# Troubleshoot humidifier valve problem



## bercy46 (Nov 7, 2010)

Hi,

I have a humidifer valve that doesn't close, and so water always runs in my humidifier (this is a whole-house Honeywell humidifier).

I've got pictures of the setup here :

http://www.jpti.ca/humidifier/InFront.jpg
http://www.jpti.ca/humidifier/FromBelow.jpg
http://www.jpti.ca/humidifier/HumidifierControl.jpg
http://www.jpti.ca/humidifier/Valve.jpg

When I turn the knob on the humidifier control, I can hear a click, but it doesn't shut down the valve.

I'd like to know what the steps would be to : 

1- make sure that there is indeed a problem (e.g. are there pre-conditions I'm missing here ?)
2- determine if the control is defective or not
3- determine if the valve is defective or not.

Thanks for your help...


----------



## itzdel (Dec 2, 2011)

My guess is that you have a defective water valve.

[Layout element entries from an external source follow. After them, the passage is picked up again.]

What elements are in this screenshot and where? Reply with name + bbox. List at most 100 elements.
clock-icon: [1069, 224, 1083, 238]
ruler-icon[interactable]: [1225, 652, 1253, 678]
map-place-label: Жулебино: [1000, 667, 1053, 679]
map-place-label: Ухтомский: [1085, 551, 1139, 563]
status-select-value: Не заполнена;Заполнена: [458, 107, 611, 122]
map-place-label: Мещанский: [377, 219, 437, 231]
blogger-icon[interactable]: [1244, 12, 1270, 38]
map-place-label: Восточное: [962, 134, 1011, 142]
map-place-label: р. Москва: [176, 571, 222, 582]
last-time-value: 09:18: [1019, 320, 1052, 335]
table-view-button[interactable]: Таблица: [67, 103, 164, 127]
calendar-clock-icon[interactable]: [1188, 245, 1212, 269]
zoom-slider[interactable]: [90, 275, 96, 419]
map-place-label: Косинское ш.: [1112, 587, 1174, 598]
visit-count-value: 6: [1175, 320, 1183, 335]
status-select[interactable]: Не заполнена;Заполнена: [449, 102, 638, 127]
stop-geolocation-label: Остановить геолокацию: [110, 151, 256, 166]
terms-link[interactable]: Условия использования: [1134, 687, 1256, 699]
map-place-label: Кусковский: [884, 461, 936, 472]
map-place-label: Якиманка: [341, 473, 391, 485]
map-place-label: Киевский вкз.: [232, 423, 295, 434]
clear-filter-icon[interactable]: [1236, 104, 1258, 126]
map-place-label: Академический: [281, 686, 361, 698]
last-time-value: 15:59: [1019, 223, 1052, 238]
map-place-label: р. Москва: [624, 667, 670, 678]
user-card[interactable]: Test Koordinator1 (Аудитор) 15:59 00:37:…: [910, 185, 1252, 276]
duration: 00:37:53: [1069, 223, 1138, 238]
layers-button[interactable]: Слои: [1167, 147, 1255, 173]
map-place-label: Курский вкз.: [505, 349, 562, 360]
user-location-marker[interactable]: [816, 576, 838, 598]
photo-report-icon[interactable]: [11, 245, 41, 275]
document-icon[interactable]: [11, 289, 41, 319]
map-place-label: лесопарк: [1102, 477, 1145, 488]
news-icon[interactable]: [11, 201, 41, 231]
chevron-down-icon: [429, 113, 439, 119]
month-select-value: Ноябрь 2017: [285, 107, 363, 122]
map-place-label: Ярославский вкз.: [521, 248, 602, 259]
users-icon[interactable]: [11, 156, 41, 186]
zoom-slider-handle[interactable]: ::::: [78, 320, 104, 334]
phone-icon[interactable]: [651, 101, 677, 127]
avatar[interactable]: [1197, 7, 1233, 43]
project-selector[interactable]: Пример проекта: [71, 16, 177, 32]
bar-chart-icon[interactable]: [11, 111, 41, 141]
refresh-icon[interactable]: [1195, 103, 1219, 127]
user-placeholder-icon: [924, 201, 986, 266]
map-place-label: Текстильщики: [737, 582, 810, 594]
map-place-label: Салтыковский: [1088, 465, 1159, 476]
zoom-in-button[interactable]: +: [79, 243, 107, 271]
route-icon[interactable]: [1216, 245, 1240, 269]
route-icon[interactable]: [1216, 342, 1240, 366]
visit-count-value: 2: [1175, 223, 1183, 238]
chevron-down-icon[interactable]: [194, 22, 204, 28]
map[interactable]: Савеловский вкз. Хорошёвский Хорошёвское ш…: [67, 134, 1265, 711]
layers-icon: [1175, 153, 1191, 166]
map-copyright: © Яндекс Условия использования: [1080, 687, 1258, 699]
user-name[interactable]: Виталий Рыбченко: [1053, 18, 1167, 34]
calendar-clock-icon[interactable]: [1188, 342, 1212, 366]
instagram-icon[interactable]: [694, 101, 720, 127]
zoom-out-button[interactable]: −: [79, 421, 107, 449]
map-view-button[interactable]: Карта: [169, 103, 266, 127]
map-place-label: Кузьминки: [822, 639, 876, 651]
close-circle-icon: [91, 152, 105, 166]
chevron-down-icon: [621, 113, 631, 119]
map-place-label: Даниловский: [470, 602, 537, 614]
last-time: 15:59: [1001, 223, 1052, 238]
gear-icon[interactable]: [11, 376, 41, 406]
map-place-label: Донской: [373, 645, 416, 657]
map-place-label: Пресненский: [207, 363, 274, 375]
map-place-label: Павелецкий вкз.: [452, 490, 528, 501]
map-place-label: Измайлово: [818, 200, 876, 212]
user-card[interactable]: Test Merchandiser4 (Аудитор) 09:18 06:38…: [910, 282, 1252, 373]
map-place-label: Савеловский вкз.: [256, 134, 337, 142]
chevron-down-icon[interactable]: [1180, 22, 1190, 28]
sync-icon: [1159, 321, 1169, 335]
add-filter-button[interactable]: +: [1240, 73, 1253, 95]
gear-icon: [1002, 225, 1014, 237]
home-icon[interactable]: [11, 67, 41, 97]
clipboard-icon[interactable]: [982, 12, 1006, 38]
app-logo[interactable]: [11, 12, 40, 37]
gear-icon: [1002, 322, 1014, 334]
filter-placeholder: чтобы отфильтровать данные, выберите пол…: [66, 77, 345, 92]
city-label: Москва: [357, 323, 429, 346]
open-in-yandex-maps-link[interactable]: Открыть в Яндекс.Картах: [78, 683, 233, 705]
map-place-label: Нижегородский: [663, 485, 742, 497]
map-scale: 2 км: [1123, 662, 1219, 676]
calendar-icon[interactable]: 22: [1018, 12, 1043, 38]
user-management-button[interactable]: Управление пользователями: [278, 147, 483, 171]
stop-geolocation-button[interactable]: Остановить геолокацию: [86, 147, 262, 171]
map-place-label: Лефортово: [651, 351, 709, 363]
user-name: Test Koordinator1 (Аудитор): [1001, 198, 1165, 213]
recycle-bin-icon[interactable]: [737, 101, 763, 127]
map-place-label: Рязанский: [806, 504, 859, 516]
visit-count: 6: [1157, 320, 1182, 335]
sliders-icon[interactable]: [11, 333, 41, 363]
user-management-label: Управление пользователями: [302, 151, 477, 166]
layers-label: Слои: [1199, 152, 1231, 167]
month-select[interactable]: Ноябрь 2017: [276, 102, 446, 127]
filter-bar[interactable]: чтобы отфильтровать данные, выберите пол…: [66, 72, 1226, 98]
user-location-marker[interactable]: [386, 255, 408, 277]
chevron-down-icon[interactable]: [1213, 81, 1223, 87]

Take the cover off of your wall mounted humidifier control and disconnect one of the two wires that are connected to the control.  If the water valve does not shut off, then the valve is probably defective.  The only other possibility I can think of is, your unit may have a latching relay that has locked the valve open. Not being an expert in this area, I don't have enough knowledge to know if your system has a relay installed. You could trace the wires from the valve to their souce and disconnect one there, but I suspect this may not be practical. Perhaps one of our more experienced colleagues may have another solution.


----------



## paul52446m (Dec 2, 2011)

bercy46 said:


> Hi,
> 
> I have a humidifer valve that doesn't close, and so water always runs in my humidifier (this is a whole-house Honeywell humidifier).
> 
> ...


Is it run full open or just a small amount? If its running full amount then you need to check to see if the power is still at the valve or not. If power is not there and valve is flowing full amount, then you have a bad valve. If the power is still there then you have another problem. If it is just little amount through the valve and the power is off then there might be some lime build up on the valve seat. Paul


----------



## itzdel (Dec 3, 2011)

I aree with Paul's assessment. When I viewed the picture of the valve, it appeared to have corrosion arround the base of the actuator. You may find it easier to purchase a replacement valve than to attempt to repair the existing one. There are replacement valves that you can find on the internet that work fine and cost less than the ones that the humidifier manufacturer supplies.


----------